The study of Harma et al. demonstrated the median time to CMV and HHV-6 activation to be 30 days and 9 days, respectively (25). Similarly, in the current study and a number of previous studies (20, 26, 32), HHV-6 activation is shown to occur earlier than CMV activation. Dockrell et al. showed HHV-6 seroconversion to be a predictor of CMV disease after transplantation (16). Based on the regression analysis of the times of post-transplantation activation of CMV and HHV-6, a linear relationship between the activation time of these two viruses was observed. Based on these results, the time of CMV activation could be predicted based on the HHV-6 activation time.
HHV-6 is shown to have immunomodulatory effects that could predispose patients to opportunistic infections (7). It could also be an indicator of over-immunosuppressed condition, which could itself lead to CMV reactivation/infection (34).
Several limitations are important to note. First, most liver grafts were donated after brain death in our setting and most organs were being transported to Shiraz from other cities of Iran. Hence, it was not feasible to test the seropositivity of CMV and HHV-6 in all organ donors. Second, patients, who were not a resident of Shiraz returned to their hometowns after being discharged from the hospital on the 6th week after transplantation. Blood samples were drawn and transported to Shiraz, maintained in the cold chain, however, this precluded the use of transported samples for pp65 antigenemia testing, as this test is more time-sensitive.

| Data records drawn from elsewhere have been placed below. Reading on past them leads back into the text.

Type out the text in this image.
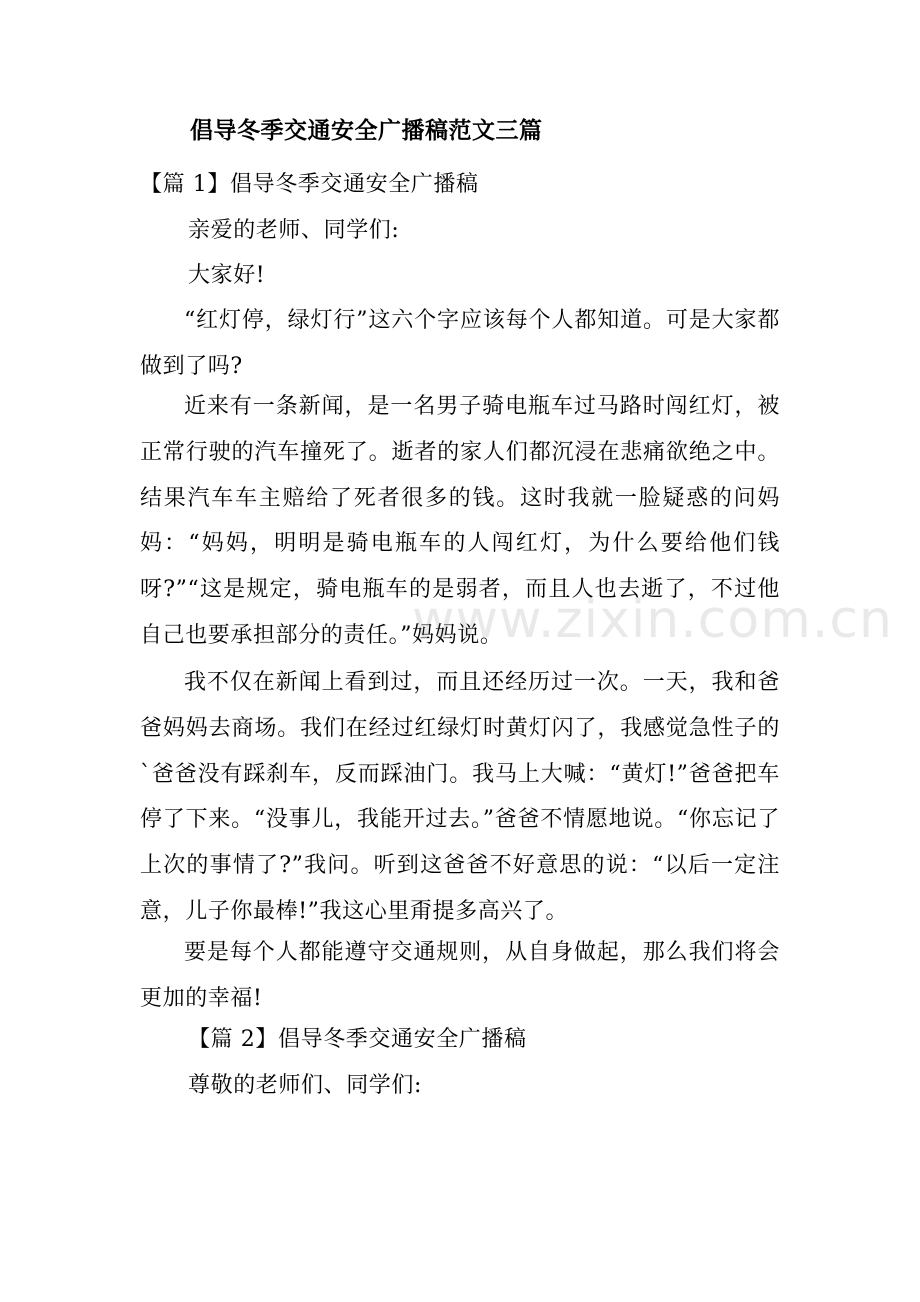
倡导冬季交通安全广播稿范文三篇
【篇 1】倡导冬季交通安全广播稿
亲爱的老师、同学们:
大家好!
“红灯停，绿灯行”这六个字应该每个人都知道。可是大家都做到了吗?
近来有一条新闻，是一名男子骑电瓶车过马路时闯红灯，被正常行驶的汽车撞死了。逝者的家人们都沉浸在悲痛欲绝之中。结果汽车车主赔给了死者很多的钱。这时我就一脸疑惑的问妈妈：“妈妈，明明是骑电瓶车的人闯红灯，为什么要给他们钱呀?”“这是规定，骑电瓶车的是弱者，而且人也去逝了，不过他自己也要承担部分的责任。”妈妈说。
我不仅在新闻上看到过，而且还经历过一次。一天，我和爸爸妈妈去商场。我们在经过红绿灯时黄灯闪了，我感觉急性子的`爸爸没有踩刹车，反而踩油门。我马上大喊：“黄灯!”爸爸把车停了下来。“没事儿，我能开过去。”爸爸不情愿地说。“你忘记了上次的事情了?”我问。听到这爸爸不好意思的说：“以后一定注意，儿子你最棒!”我这心里甭提多高兴了。
要是每个人都能遵守交通规则，从自身做起，那么我们将会更加的幸福!
【篇 2】倡导冬季交通安全广播稿
尊敬的老师们、同学们:
www.zixin.com.cn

In conclusion, this study showed that HHV-6 infection, either primary infection or reactivation, leads to an increased risk of CMV infection and symptomatic disease. It was also revealed that HHV-6 activation precedes the CMV activation in time and could be used as a predictor of post-transplantation CMV infection, or as a potential criterion for considering pre-emptive anti-viral therapy.